Irwin and Nat Polk were immigrant children to the U.S. not too long after the Wright Brothers discovered flight. All the rage at the time was for model building scale models of early aviation and innovations of flight made in scratch built scale models. Soon after there was a plethora of small companies making balsa wood kits, so that more people could enjoy building and flying model airplanes. Nat opened a small hobby shop in Newark in 1930 and Irwin wrote a column for the Hearst Publications about the same and then started the Jr. Birdman of America club for young boys.
Irwin opened a store in New York City on 7th Ave. and it was run by his wife Chuddy, while he kept up his writing for Hearst and others. The store became so busy, that he had Nat close his store in Newark and merged it into the New York City company in 1935. By 1950 they had expanded into a 5 story building on Fifth Avenue, which was the first time a hobby shop came out of the early basements and garages that many of them started in. The store continued to ride the wave of new hobbyists interested in model airplanes and expanded into trains, slot cars, crafts, military miniatures and educational toys.
The Polk brothers distributed to other stores and traveled the world to import hobby products springing up from other makers as the love of miniatures was and is world-wide. Products from such makers as Graupner, Shuco-Hegi, Kibri, Vollmer, Preiser, Willesco, Rivarossi, Lima, Scalextric, Jetex, Constructo, Trix and many others became staples at Polk's and then on to hobby shops all over America.
Irwin had developed a relationship with Mabuchi Motors and directed their American sales as the company grew from 8 workers to 40,000 and became ubiquitous with things like electric screw drivers, walkman players, automotive accessories and on and on. Nat concentrated on importing and the store was closed in 1980 as the cost of a full service Manhattan store could not compete with low cost mail order services and the up and coming Internet. Lewis Polk, Nat's son, brought the company into manufacturing and made a line of G Gauge trains that is now sold all over the world. Scott Polk, Nat's grandson has now joined the firm and is taking over sales and managing the computerization of the company. Maryann Polk, Lewis' wife is the controller and general manager of operations, so it's a true family business.
Polk's became a sales rep for REA for a garden scale train line and when this company opened their own distribution company in America Polk's decided to make American prototype trains of the standard gauge era of post 1900 trains. The other company professed to only make Narrow Gauge trains and an opportunity was seen and taken to bring this era train to the American marketplace. The first track was delivered in 1987 and full production began in 1988.

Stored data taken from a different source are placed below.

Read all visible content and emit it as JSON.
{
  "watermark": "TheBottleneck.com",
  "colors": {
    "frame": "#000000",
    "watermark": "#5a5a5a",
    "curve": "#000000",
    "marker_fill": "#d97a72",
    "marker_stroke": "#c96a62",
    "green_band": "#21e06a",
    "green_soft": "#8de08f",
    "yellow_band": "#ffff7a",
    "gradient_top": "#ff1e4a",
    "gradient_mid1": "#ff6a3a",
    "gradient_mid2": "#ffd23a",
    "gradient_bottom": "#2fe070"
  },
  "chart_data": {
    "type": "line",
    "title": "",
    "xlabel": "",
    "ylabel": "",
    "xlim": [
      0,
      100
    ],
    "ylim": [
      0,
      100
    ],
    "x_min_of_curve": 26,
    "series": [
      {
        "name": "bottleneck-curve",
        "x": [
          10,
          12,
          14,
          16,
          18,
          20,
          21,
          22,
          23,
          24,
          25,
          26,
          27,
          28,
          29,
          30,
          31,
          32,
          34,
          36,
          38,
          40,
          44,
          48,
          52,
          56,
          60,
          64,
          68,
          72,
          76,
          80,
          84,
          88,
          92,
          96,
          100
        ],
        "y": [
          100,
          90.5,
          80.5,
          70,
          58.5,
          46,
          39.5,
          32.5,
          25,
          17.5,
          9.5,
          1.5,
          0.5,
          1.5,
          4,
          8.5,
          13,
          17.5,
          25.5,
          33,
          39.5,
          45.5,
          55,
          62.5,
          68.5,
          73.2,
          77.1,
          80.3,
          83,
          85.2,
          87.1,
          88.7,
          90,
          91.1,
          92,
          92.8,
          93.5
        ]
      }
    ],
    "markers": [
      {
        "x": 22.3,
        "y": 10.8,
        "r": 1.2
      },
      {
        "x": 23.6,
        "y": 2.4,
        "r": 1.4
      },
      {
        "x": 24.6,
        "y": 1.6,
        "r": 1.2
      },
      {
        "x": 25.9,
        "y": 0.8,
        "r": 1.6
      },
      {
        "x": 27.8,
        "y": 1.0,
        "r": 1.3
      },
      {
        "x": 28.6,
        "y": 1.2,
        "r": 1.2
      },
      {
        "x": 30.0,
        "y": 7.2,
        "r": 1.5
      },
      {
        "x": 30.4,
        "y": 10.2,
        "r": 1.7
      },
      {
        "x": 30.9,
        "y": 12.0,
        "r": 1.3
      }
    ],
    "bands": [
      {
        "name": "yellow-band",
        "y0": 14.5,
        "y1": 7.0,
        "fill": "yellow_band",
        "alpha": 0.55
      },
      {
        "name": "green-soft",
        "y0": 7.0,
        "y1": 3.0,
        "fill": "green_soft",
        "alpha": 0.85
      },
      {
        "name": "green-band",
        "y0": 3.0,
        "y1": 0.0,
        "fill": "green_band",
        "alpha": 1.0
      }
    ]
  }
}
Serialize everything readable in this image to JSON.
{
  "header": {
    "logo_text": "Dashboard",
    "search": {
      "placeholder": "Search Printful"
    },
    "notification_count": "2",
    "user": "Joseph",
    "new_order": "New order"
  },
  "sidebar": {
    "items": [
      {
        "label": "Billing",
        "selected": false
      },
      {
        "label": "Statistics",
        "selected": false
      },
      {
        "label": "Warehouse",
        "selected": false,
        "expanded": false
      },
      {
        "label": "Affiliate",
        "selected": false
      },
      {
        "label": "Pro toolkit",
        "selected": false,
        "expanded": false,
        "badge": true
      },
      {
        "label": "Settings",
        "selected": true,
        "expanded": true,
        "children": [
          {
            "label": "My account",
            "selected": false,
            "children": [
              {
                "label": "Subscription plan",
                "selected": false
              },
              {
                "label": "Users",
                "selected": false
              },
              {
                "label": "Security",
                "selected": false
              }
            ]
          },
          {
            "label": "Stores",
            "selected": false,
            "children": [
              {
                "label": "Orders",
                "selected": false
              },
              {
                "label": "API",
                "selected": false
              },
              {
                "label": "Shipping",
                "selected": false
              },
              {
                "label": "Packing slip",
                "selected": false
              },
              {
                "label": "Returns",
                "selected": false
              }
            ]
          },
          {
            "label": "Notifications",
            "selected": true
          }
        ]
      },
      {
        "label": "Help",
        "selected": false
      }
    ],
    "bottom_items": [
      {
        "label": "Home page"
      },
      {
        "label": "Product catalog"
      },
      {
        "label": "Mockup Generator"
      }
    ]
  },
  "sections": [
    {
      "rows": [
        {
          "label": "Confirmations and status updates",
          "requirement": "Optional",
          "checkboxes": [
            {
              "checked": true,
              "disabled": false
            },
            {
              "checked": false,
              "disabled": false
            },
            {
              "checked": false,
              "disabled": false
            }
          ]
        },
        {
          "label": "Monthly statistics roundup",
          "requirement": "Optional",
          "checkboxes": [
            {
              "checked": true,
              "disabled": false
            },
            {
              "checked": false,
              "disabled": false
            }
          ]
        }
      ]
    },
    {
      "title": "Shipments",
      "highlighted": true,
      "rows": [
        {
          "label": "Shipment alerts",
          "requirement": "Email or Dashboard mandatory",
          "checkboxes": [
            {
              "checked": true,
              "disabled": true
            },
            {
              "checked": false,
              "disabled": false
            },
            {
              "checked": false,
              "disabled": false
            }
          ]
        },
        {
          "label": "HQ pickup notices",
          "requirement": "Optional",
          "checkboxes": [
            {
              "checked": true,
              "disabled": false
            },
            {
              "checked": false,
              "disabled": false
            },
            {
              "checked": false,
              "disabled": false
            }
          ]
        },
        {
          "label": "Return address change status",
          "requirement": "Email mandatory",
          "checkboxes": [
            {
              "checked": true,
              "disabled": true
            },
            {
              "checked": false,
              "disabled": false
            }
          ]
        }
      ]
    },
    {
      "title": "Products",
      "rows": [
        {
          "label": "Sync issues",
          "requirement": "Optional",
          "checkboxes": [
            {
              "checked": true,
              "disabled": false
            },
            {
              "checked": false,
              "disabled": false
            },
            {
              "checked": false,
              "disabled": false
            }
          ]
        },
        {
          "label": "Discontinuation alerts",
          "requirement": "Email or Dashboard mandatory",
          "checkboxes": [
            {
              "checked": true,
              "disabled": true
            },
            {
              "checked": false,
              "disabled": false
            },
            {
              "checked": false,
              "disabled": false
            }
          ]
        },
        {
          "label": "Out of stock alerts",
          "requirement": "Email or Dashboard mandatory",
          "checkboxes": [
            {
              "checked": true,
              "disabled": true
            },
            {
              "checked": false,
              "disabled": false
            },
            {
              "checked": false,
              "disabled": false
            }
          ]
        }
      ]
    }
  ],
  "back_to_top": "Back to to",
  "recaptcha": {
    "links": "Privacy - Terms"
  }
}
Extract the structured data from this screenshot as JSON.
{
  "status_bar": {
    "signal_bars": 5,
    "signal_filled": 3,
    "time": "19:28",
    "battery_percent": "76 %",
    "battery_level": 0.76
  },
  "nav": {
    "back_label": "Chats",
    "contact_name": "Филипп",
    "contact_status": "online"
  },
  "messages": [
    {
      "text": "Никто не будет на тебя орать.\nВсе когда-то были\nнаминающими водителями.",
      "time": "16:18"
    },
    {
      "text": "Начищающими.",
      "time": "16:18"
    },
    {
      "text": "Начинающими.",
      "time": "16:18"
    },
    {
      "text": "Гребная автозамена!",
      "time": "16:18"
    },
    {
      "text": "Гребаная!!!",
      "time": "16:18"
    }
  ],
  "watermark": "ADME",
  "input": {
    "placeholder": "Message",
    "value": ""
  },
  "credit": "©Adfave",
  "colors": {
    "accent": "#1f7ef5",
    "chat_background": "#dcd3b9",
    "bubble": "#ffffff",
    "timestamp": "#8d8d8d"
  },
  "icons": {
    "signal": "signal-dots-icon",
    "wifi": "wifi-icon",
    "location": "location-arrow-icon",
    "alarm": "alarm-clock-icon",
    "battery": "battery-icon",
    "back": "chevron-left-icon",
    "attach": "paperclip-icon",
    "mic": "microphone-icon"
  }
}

The train business and R/C airplane manufacturing continues at Polk's and their other trade name Aristo-Craft as a vigorous maker of hobby products. Gil Rose is the technical director and has been with Nat and Irwin since 1935 and Mr. Song and JK Kim are the engineers who design their products in house. Manufacturing has moved to China, where a J.P. Morgan holding makes most of the product, but design remains at their headquarters in Irvington, N.J.